As a small-business owner from York County, I’d like to respond to Biddeford state Rep. Martin Grohman’s claim in his Nov. 28 column that the Republican tax bill would help small-business owners in our state.

What I need to grow my business is access to affordable health care. Like many small-business owners and their families, we could not afford health care coverage prior to the Affordable Care Act. Our business would never have gotten off the ground or been able to grow at the rate it has without it. The ACA has allowed us the freedom to invest in our business and allowed many others to start businesses for the first time.

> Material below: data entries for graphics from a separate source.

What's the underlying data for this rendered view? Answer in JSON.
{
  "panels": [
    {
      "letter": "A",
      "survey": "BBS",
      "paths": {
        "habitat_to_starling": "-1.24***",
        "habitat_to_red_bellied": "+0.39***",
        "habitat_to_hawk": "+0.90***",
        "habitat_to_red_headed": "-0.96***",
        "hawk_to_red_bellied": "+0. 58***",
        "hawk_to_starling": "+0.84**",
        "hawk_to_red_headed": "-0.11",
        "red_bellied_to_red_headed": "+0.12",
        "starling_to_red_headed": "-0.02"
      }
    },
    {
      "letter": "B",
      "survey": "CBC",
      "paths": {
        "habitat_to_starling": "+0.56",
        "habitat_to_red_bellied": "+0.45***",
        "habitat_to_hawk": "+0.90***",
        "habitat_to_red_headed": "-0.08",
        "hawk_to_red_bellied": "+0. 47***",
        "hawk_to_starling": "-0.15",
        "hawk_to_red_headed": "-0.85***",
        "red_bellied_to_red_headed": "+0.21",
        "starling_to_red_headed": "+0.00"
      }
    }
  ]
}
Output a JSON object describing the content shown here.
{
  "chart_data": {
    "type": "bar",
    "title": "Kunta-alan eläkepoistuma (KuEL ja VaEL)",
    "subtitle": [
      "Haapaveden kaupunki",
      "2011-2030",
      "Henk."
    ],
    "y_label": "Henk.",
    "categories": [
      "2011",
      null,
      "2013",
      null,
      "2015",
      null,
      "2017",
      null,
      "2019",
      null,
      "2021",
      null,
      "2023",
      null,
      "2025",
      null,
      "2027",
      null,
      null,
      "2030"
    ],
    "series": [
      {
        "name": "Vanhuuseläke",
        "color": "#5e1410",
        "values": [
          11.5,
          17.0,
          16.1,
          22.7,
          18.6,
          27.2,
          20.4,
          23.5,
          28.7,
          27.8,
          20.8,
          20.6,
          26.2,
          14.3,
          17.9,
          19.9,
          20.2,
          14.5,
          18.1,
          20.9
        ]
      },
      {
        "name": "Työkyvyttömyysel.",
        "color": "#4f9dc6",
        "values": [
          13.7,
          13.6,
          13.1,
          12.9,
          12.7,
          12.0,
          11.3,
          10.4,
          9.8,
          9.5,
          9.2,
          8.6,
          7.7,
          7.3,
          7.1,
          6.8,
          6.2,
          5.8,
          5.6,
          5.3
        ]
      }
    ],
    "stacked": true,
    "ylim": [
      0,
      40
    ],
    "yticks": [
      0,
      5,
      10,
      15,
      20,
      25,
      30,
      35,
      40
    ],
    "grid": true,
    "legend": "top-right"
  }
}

The Republican tax bill not only makes our tax system less fair and will grow our debt, it will also gut the ACA, leaving an estimated 13 million Americans – and 50,000 Mainers – without health care coverage and causing premiums to rise for others. Even in the unlikely event that President Trump and Senate Majority Leader Mitch McConnell keep their promises to Sen. Susan Collins on health care policy, tens of thousands of Mainers will still lose coverage. This is on top of an automatic $25 billion cut in Medicare for seniors and a likely additional $1.5 trillion cut in health care programs in the months and years to come.

Rep. Bruce Poliquin has already shown his commitment to putting Wall Street profits over the health care of his constituents, and I hope voters in the 2nd District hold him accountable next November. Sen. Collins still has a chance to keep her word to defend our health care by voting against the final “compromise” tax bill.

On behalf of myself and hundreds of other Maine small-business owners, I hope she does.